Defence loses €1m as 180 recruits join force

Some 180 recruits are about to be taken into the Army just as the overall funding for Department of Defence will be cut by €1m, next year.

Defence loses €1m as 180 recruits join force

Defence Minister Simon Coveney said the recruits, due to start at the end of the year, are in addition to the 220 currently in training.

The intake is to ensure the total strength of the Defence Forces is kept at 9,500, the minister said at his briefing.

Under Budget 2015, the department sees a slight reduction in funding, from €676.9m in 2014 to €675.9m next year. The Army pensions is €221m, the same as 2014.

Mr Coveney said that his department had suffered years of cutbacks but, despite this, had commissioned two vessels for the Naval Service.

The LÉ Samuel Beckett was delivered this year and the LÉ James Joyce will arrive early in 2015.

Mr Coveney said a third offshore patrol vessel, as yet unnamed, has been ordered and will be delivered in 2016.

The Cork South-Central TD said each vessel cost in the region of €70m each.

“This budget is significant for the Department of Defence and we look forward to brighter prospects paving the way for a White Paper on Defence,” he said.

“The White Paper will provide an opportunity to ensure that a strategic approach to defence is in place, including necessary resourcing, for the next 10 years.”

He said the Defence Forces provided a range of functions, including in relation to national security.
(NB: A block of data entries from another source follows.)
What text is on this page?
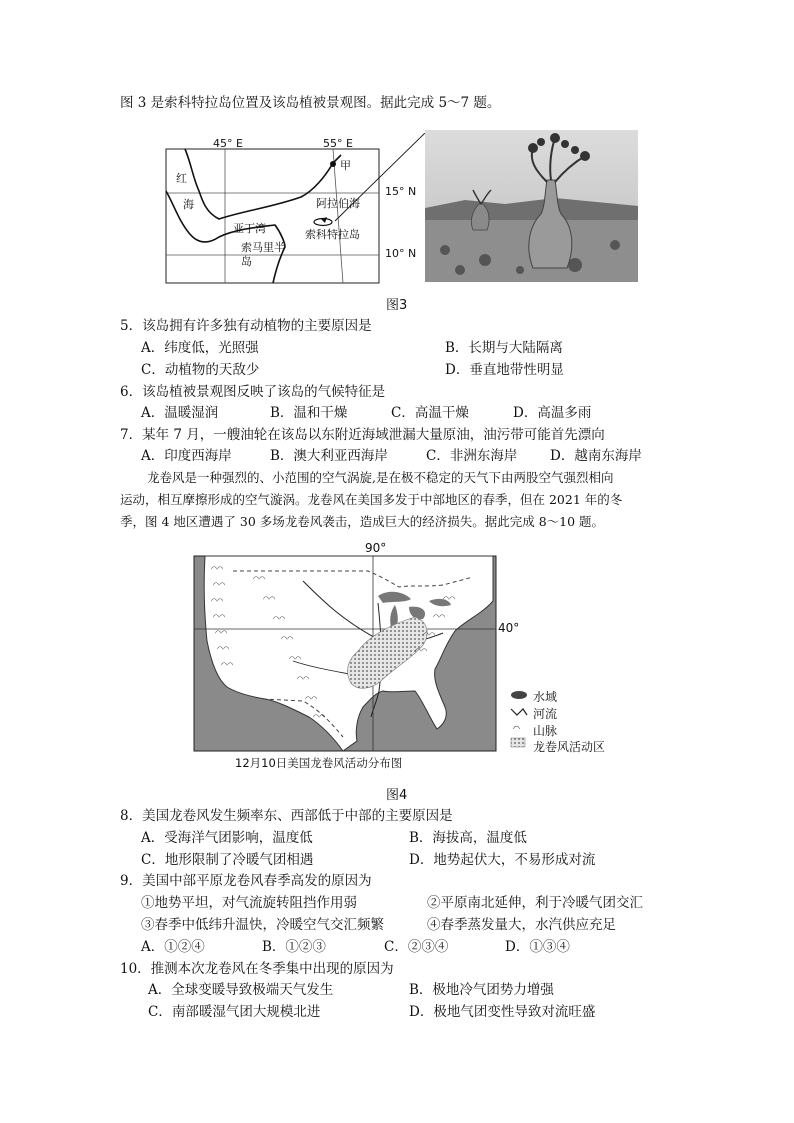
图 3 是索科特拉岛位置及该岛植被景观图。据此完成 5～7 题。
45° E	55° E
15° N
10° N
红
海
甲
阿拉伯海
亚丁湾
索马里半岛
索科特拉岛
图3
5．该岛拥有许多独有动植物的主要原因是
A．纬度低，光照强	B．长期与大陆隔离
C．动植物的天敌少	D．垂直地带性明显
6．该岛植被景观图反映了该岛的气候特征是
A．温暖湿润	B．温和干燥	C．高温干燥	D．高温多雨
7．某年 7 月，一艘油轮在该岛以东附近海域泄漏大量原油，油污带可能首先漂向
A．印度西海岸	B．澳大利亚西海岸	C．非洲东海岸 D．越南东海岸
龙卷风是一种强烈的、小范围的空气涡旋,是在极不稳定的天气下由两股空气强烈相向
运动，相互摩擦形成的空气漩涡。龙卷风在美国多发于中部地区的春季，但在 2021 年的冬
季，图 4 地区遭遇了 30 多场龙卷风袭击，造成巨大的经济损失。据此完成 8～10 题。
◠◠
◠◠
◠◠
◠◠
◠◠
◠◠
◠◠
◠◠
◠◠
◠◠
◠◠
◠◠
◠◠
◠◠
◠◠
◠◠
◠◠
◠◠
◠◠
◠
90°
40°
水域
河流
山脉
龙卷风活动区
12月10日美国龙卷风活动分布图
图4
8．美国龙卷风发生频率东、西部低于中部的主要原因是
A．受海洋气团影响，温度低	B．海拔高，温度低
C．地形限制了冷暖气团相遇	D．地势起伏大，不易形成对流
9．美国中部平原龙卷风春季高发的原因为
①地势平坦，对气流旋转阻挡作用弱	②平原南北延伸，利于冷暖气团交汇
③春季中低纬升温快，冷暖空气交汇频繁	④春季蒸发量大，水汽供应充足
A．①②④	B．①②③	C．②③④	D．①③④
10．推测本次龙卷风在冬季集中出现的原因为
A．全球变暖导致极端天气发生	B．极地冷气团势力增强
C．南部暖湿气团大规模北进	D．极地气团变性导致对流旺盛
These include cash-in-transit escorts — of which there were 1,995 in 2013, compared to 2,039 in 2011.

The Army were involved in 250 bomb call-outs in 2013, compared to 237 in 2011. The Navy was engaged in 1,382 patrol days in 2013, compared to 1,480 in 2011.

Mr Coveney said that, as of last October, 420 members of the Defence Forces were serving in 14 overseas operations, with 195 in Lebanon and 135 in Syria.

In relation to the new rotation dispatched to the Golan Heights, Mr Coveney said he had no reports of altercations or difficulties experienced by them. He said the vast majority of UN personnel were on the Israeli side of the demilitarised zone.

He said it was “unlikely” that the Irish troops would encounter any difficulties by being dragged into the Syrian civil war.